I had the same feeling last Thursday morning. At Glenvale Christian School we’ve spent the last three years following a program that takes the students through the whole Bible in three years. Okay… we did skip Song of Songs! Last Thursday morning for devotions I helped the teachers prepare for the final lesson that will focus this week on the last three chapters of the Book of Revelation. There’s some wonderful things mentioned about “heaven” in those chapters and yet… at the end of it all we’re really not all that much wiser. The fact is that the Bible is remarkably restrained when it talks about the hereafter.
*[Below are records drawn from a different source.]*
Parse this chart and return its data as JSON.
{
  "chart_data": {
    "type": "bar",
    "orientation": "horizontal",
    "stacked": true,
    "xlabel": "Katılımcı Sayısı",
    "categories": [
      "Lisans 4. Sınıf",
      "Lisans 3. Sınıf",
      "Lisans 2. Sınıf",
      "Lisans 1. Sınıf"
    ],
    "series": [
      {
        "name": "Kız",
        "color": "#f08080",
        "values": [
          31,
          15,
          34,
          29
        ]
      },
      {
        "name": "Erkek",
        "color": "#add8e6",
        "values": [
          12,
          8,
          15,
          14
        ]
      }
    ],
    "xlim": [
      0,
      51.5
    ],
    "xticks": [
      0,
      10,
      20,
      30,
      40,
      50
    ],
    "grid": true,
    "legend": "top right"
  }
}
One of the mistakes we often make is to confuse heaven (the place where our spirits go when we die) with the restored creation at the end of time. We need to distinguish between those two things. That’s a lesson I’ve learnt especially from my discussion with Jehovah’s Witnesses when they’ve come knocking on the door. My usual approach, in talking to members of the cults when they visit, is to test their assurance of salvation. So I routinely ask them, “Are you absolutely sure that if you were to die tonight God would welcome you into heaven?” However the Jehovah’s Witnesses often sidestep that question by saying, “Heaven isn’t all that important for us. The issue is being part of God’s wonderfully restored creation and the privilege of living on the new earth.”
The reality is that evangelical Christians often allow thoughts of heaven to overshadow the wonder of God’s renewed cosmos that will be ushered in when Jesus comes.
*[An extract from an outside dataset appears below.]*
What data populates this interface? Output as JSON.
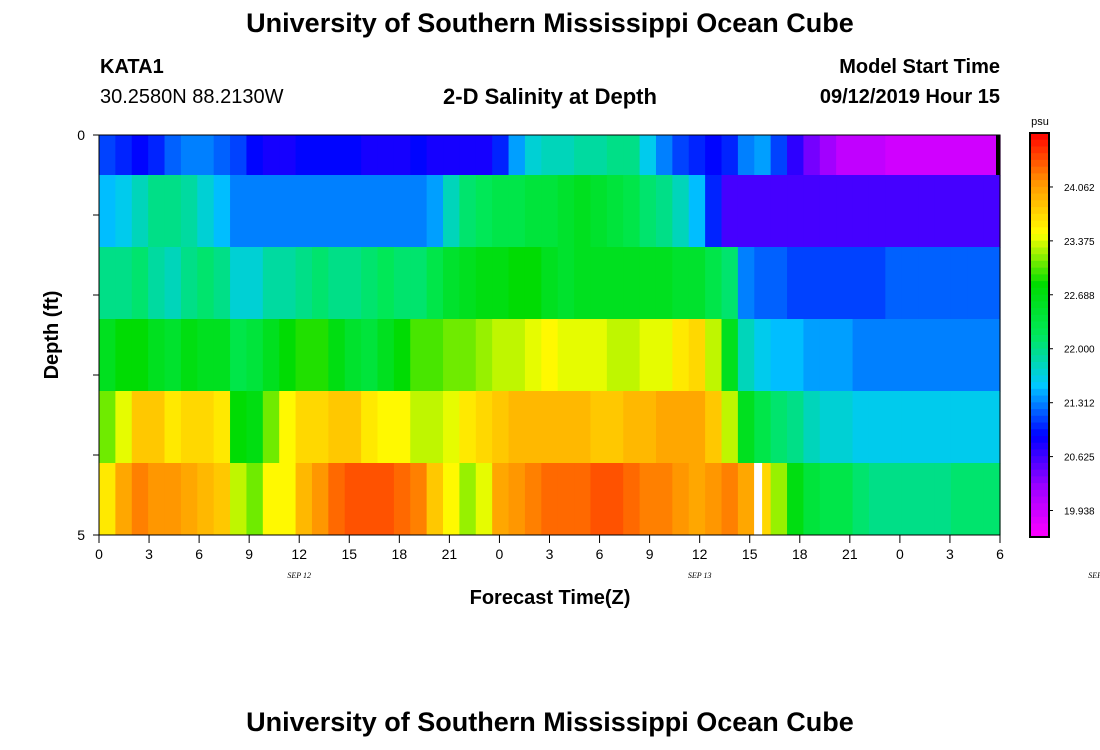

It’s true that John’s visions in the Book of Revelation have a lot do with heaven. John sees the Lord Jesus in all His glory and the writer struggles to put into words the splendour of the risen and ascended Christ. Later a door is opened for him into heaven (4:1) and he sees around the throne of the Lamb, elders and living creatures. He also sees a great multitude that no one can number, gathered around the throne of Christ (7:9). There is no doubt that what John saw is awesome and spectacular.
However, the problem is that much of what John tells us is in symbolic language. What do the elders and the living creatures represent? In her letter my mother made a telling comment, “I wish I could see heaven from God’s point of view, which is impossible, but still I tried and realised it must be ‘hard’ for God to tell us about heaven in an earthly language.” Precisely! The glory, beauty and splendour of heaven can’t be fully explained in human language.
In some ways I compare it to a tourist brochure. In 1997, while on long-service leave we spent a few days in the Swiss Alps. We had seen some lovely brochures about Switzerland so we decided to stay for a few days in Interlaken. But we found that the tourist brochures just didn’t do justice to the splendour and majesty of the Swiss Alps. This is even more true of heaven. When our faith turns to sight we are going to find it far more glorious than we ever imagined.